Several heads nodded.
That was acceptable.
I surprised them with my answer about demands.
"We demand nothing yet."
Silence.
"Why?"
"Because she is not ready to hear demands. She is still deciding whether she is allowed to make them."
I activated the environmental projections. The collapse curves. The fertility decline. The extinction horizon.
"This planet has less than fifty years," I said. "But the war will end us in two. Perhaps three."
I let the silence stretch until the truth settled.
"But we can fracture the cycle."
They looked at me then. Really looked.
"We do not leave," I said. "Not yet. We prepare to leave. But first, we remove ourselves as leverage."

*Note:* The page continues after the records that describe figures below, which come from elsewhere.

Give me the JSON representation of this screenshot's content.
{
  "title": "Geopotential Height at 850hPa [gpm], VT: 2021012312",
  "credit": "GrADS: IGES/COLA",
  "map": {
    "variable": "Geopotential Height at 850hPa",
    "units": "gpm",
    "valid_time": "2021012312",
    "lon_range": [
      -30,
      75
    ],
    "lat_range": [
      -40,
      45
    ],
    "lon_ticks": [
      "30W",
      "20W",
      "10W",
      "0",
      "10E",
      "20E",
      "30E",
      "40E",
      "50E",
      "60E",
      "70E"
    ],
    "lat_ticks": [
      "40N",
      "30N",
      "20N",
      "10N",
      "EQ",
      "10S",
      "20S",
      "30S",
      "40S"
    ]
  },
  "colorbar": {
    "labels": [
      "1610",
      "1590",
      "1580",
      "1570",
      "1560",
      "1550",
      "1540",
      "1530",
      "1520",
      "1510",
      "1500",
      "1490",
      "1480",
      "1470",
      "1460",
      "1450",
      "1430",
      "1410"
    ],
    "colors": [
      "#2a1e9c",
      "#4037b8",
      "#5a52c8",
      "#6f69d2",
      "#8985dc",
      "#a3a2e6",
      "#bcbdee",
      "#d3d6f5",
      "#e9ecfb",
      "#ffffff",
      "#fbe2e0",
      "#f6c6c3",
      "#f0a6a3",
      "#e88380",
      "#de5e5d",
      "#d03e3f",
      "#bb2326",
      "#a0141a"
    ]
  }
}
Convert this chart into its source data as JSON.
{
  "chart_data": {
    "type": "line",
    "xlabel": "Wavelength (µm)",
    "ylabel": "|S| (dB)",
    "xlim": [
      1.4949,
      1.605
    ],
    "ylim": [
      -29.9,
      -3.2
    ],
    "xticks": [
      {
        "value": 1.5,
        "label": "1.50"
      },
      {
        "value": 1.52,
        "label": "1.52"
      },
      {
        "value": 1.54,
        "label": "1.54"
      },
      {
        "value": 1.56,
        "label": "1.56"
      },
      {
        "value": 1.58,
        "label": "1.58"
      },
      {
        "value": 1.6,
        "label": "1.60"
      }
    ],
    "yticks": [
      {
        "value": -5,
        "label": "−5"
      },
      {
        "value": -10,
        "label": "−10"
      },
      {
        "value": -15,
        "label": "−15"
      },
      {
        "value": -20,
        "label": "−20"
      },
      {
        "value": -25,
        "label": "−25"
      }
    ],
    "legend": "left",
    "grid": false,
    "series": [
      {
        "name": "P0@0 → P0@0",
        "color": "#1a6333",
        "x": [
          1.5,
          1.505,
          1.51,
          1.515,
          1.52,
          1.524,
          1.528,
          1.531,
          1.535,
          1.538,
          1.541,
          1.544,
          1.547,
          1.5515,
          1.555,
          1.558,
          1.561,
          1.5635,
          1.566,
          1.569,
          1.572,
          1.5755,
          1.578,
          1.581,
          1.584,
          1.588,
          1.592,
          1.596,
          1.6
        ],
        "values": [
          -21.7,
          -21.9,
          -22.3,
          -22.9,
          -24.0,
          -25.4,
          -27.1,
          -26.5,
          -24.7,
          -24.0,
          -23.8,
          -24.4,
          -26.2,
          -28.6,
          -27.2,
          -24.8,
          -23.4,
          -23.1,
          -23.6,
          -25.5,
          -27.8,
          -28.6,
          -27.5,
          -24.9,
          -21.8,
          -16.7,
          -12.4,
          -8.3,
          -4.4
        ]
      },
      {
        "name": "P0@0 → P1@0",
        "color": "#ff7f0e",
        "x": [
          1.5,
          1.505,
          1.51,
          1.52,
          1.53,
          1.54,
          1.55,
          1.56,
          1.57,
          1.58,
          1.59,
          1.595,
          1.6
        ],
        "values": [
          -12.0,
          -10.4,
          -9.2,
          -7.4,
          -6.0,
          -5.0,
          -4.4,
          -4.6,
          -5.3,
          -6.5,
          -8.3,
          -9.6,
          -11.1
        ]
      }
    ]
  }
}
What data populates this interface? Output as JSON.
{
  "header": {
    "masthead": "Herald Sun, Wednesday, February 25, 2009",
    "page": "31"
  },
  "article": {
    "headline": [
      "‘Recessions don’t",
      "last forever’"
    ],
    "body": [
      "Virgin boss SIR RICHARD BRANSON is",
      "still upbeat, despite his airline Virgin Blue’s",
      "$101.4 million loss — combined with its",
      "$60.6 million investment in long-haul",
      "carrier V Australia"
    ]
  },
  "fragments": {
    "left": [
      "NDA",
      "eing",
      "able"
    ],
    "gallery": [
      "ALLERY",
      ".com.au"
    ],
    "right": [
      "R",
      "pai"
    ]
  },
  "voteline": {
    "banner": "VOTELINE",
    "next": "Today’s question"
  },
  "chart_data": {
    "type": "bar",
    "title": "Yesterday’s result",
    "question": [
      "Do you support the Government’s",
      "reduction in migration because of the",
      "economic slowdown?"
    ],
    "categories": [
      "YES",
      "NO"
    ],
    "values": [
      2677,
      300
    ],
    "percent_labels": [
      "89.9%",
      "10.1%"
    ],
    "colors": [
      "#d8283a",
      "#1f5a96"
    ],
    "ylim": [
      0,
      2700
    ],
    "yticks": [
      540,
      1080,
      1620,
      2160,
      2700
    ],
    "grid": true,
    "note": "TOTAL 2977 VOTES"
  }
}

"The war persists because every faction believes controlling us guarantees survival. We change that."
"How?"
"We decouple reproduction from territory."
That got their attention.
"We accept the off-world medical support. Artificial gestation. Genetic vaulting. External population seeding."
Gasps. Objections. Fear.
"You would make us irrelevant."
"I would make us untouchable."
I let the implications unfold.
No breeding centers to raid. No forced alliances. No hostage populations. No reason to fight over who controls us.
The war would not stop immediately.
But it would lose its justification.
Someone asked the question I had been waiting for.
"And what do we give her?"
I smiled, small and precise.
"Truth."
"About what?"
"About the experiment. About why it failed. About what the designers never understood."
I looked at the projection of the dying planet.
"They engineered function but ignored meaning. They optimised bodies and forgot stories. They assumed cooperation would emerge from compatibility."
I met their eyes.
"Tell her that survival requires something her systems cannot fabricate."
"What?"
"Choice."
Outside, artillery began to move again. The war would resume soon.
But for six hours, it had paused.
That was proof enough.
If Tanya was willing to listen, truly listen, then perhaps extinction was not the only equality left to us.
If not, then we would die knowing we had tried something other than killing each other.
On this world, that alone would be a revolution.